Nicolas Maduro has been found guilty of drug trafficking and terrorism in the US | Credit: StringerAL/Shutterstock
Indicted in 2020 on US federal charges of narcoterrorism and conspiracy to import cocaine, the Trump Administration doubled the bounty on Venezuelan President Nicolas Maduro on Thursday, August 8th, several news outlets reported.
The United States accuses Maduro of being one of the world’s largest drug traffickers and of working with cartels to flood the US with fentanyl-laced cocaine. “Under President Trump’s leadership, Maduro will not escape justice, and he will be held accountable for his despicable crimes,” Pam Bondi, the attorney general, said on Thursday in a video statement announcing the reward.
Bondi said, “Maduro uses foreign terrorist organisations like TdA … to bring deadly violence to our country … He is one of the largest narcotraffickers in the world and a threat to our national security.”
Maduro was indicted in Manhattan federal court in 2020, during the first Trump presidency, along with several close allies, on federal charges of drug-trafficking-related terrorism and conspiracy to import cocaine, according to the Guardian.
Initially, the US offered a $15 million reward for his arrest. With Joe Biden as president, the bounty was raised to $25 million, the same reward offered for Osama bin Laden in 2001, after the September 11 attacks.

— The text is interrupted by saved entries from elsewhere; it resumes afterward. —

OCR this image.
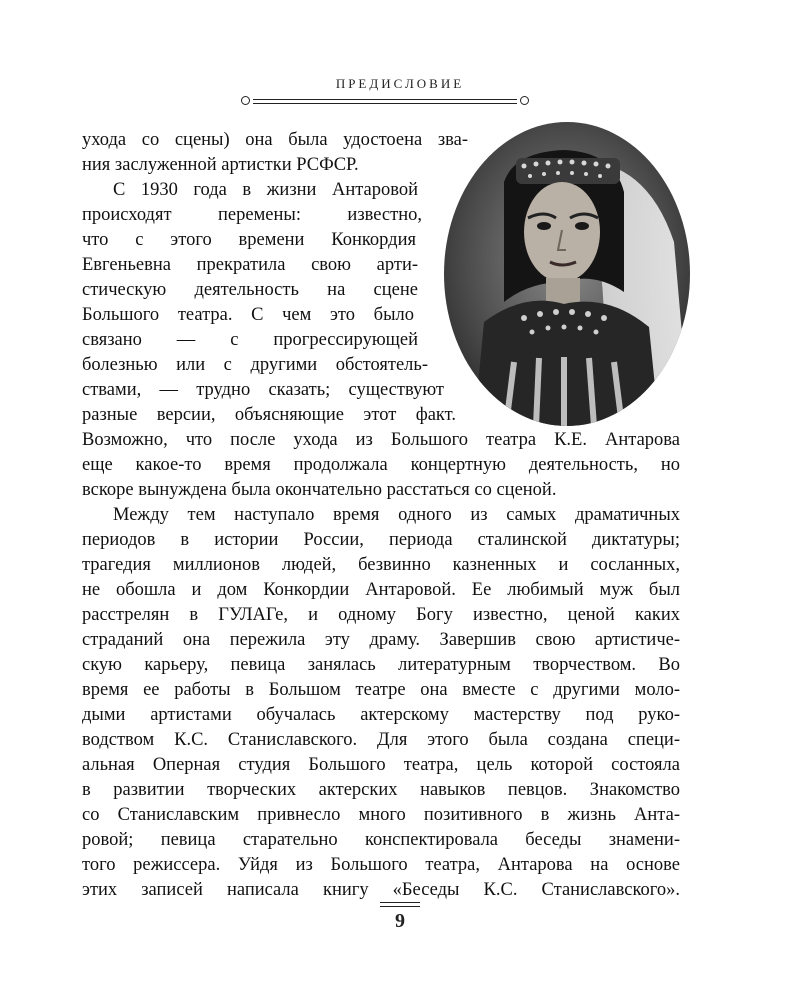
ПРЕДИСЛОВИЕ
ухода со сцены) она была удостоена зва-
ния заслуженной артистки РСФСР.
С 1930 года в жизни Антаровой
происходят перемены: известно,
что с этого времени Конкордия
Евгеньевна прекратила свою арти-
стическую деятельность на сцене
Большого театра. С чем это было
связано — с прогрессирующей
болезнью или с другими обстоятель-
ствами, — трудно сказать; существуют
разные версии, объясняющие этот факт.
Возможно, что после ухода из Большого театра К.Е. Антарова
еще какое-то время продолжала концертную деятельность, но
вскоре вынуждена была окончательно расстаться со сценой.
Между тем наступало время одного из самых драматичных
периодов в истории России, периода сталинской диктатуры;
трагедия миллионов людей, безвинно казненных и сосланных,
не обошла и дом Конкордии Антаровой. Ее любимый муж был
расстрелян в ГУЛАГе, и одному Богу известно, ценой каких
страданий она пережила эту драму. Завершив свою артистиче-
скую карьеру, певица занялась литературным творчеством. Во
время ее работы в Большом театре она вместе с другими моло-
дыми артистами обучалась актерскому мастерству под руко-
водством К.С. Станиславского. Для этого была создана специ-
альная Оперная студия Большого театра, цель которой состояла
в развитии творческих актерских навыков певцов. Знакомство
со Станиславским привнесло много позитивного в жизнь Анта-
ровой; певица старательно конспектировала беседы знамени-
того режиссера. Уйдя из Большого театра, Антарова на основе
этих записей написала книгу «Беседы К.С. Станиславского».
9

‘We’re not surprised’ by this ‘desperate distraction’
Maduro shrugs off the bounty. He never leaves Venezuela, where he has remained the most powerful figure in the country for over a decade. In 2024, the European Union and several Latin American governments condemned Maduro‘s reelection as a sham.
Venezuelan Foreign Minister Yvan Gil said the new reward was “pathetic” and labelled it “political propaganda”.
“We’re not surprised, coming from whom it comes from,” Gil said, accusing Bondi of attempting a “desperate distraction” from headlines related to backlash over the handling of the case of sex offender Jeffrey Epstein.